The Transrapid 08 was doing trial runs, carrying passengers along a 19.8 mile (31.8 km) test track to demonstrate the maglev technology. The track runs from Lathen, Germany, to Dorpen, Germany, with a loop at each end. The Transrapid 08 was capable of reaching speeds of up to 280 mph (450 km/h) on the test track.
The accident occurred on the morning of 22 September 2006 about 0.6 miles (1 km) away from Lathen at about 09:30 local time.
A maintenance vehicle was checking the track for debris when the Transrapid hit it at about 125 mph (200 km/h). The Transrapid was partially derailed. Both vehicles suffered severe damage. Wreckage was spread over a section of track 437 yards (400 m) long. 23 people were killed and ten were seriously injured. The two men in the maintenance vehicle survived.

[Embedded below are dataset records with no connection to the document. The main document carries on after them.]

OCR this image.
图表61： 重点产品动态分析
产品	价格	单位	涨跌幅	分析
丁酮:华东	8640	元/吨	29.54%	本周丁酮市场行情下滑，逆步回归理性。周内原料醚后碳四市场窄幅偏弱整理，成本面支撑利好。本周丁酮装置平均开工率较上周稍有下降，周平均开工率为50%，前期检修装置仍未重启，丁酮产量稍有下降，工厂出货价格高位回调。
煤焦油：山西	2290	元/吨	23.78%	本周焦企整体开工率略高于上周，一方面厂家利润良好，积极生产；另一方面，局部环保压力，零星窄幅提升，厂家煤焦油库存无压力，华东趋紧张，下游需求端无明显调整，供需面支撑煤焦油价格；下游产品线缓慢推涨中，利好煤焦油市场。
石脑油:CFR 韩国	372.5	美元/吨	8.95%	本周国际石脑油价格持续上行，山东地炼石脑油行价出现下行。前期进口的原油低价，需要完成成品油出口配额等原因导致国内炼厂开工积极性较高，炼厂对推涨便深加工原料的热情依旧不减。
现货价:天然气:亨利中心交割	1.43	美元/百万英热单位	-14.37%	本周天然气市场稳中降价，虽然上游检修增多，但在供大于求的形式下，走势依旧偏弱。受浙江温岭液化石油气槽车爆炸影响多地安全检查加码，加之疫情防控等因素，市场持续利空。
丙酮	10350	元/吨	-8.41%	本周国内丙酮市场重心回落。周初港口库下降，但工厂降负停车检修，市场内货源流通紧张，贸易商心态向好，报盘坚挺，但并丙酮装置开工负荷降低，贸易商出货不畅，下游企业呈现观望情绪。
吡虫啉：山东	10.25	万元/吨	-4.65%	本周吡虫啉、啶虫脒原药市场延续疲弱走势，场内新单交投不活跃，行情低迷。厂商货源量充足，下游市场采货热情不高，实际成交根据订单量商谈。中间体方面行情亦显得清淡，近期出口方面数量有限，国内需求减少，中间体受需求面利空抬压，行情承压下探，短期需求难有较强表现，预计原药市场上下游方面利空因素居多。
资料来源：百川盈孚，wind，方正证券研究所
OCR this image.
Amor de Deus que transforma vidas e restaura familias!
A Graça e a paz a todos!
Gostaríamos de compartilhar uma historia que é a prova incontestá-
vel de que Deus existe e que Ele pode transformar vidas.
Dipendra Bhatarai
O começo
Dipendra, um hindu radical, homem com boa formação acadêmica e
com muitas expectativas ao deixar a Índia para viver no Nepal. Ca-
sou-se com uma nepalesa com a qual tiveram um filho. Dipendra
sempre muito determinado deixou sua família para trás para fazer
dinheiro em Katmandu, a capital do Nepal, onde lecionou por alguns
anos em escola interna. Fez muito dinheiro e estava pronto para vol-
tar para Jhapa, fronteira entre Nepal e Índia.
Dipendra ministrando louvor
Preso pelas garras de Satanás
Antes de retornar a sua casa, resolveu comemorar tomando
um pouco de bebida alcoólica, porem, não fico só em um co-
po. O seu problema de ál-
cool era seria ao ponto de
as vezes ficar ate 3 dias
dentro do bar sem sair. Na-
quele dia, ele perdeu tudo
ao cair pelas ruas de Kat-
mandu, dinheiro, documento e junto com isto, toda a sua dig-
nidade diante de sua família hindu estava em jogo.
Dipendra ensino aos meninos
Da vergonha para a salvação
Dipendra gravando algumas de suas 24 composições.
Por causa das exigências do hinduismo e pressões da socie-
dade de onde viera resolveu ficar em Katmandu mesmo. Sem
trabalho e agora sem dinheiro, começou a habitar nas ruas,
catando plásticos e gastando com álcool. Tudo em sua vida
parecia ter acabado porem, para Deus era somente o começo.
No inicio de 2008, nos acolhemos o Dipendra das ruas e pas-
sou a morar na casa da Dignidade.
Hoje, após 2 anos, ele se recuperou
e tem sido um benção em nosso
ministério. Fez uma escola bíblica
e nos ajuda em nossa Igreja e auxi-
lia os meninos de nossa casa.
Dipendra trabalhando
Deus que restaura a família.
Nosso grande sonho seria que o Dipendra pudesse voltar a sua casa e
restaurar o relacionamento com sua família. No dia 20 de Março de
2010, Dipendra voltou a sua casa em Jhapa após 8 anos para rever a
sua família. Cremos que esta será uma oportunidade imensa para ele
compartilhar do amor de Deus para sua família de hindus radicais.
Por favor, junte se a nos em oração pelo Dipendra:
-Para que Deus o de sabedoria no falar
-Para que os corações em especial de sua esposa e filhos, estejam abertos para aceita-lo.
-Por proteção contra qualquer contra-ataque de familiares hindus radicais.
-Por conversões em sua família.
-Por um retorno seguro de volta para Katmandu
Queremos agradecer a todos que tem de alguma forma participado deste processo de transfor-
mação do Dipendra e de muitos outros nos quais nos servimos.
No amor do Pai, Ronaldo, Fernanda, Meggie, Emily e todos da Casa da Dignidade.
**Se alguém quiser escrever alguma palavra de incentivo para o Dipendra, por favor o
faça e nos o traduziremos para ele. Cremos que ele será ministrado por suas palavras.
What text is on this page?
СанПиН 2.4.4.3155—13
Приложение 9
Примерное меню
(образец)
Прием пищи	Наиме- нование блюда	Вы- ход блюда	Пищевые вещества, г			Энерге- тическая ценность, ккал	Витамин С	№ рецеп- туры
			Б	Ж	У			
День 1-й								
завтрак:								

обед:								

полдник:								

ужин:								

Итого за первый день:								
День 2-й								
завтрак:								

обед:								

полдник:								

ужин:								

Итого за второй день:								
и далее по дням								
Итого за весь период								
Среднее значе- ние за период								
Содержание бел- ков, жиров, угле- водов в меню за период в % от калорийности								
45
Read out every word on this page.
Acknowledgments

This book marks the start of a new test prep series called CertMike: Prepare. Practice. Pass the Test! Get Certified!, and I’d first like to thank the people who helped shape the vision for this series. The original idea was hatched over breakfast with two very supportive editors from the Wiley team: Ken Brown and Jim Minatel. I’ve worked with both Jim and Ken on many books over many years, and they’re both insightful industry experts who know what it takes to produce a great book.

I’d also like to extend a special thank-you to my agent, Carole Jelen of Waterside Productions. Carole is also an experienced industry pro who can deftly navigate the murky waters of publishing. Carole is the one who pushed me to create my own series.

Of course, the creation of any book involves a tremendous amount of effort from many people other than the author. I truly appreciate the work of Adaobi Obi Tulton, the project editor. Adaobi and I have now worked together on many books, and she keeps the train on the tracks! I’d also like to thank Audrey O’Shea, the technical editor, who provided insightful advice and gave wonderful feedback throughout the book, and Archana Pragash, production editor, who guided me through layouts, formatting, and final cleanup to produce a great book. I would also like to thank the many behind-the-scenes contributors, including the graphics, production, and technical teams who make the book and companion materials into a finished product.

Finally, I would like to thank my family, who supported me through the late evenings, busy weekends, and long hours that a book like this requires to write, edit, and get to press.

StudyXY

Firefighters used turntable ladders and aerial platforms to reach the scene, which was about four meters above the ground. 150 personnel were involved in the rescue.
On 23 May 2008, the state court in Osnabruck fined then track manager Guenter Steinmetz 24,000 euro and his successor, Joerg Metzner, 20,000 euro for their failure to prevent the 2006 Lathen maglev train accident. The men were convicted of 23 counts of manslaughter and 11 counts of causing negligent injury. The men did not receive jail sentences, as the court ruled that they had had no criminal intent.
Steinmetz and Metzner failed to install automatic brakes that could have stopped the train before it hit the maintenance vehicle, and of not adhering to the “two people on duty guideline” that could have prevented the accident.
A third defendant, traffic superintendent Guenther Mueller, who cleared the train to proceed n the blocked line, will be tried at a later date. His trial has been postponed due to suicide fears.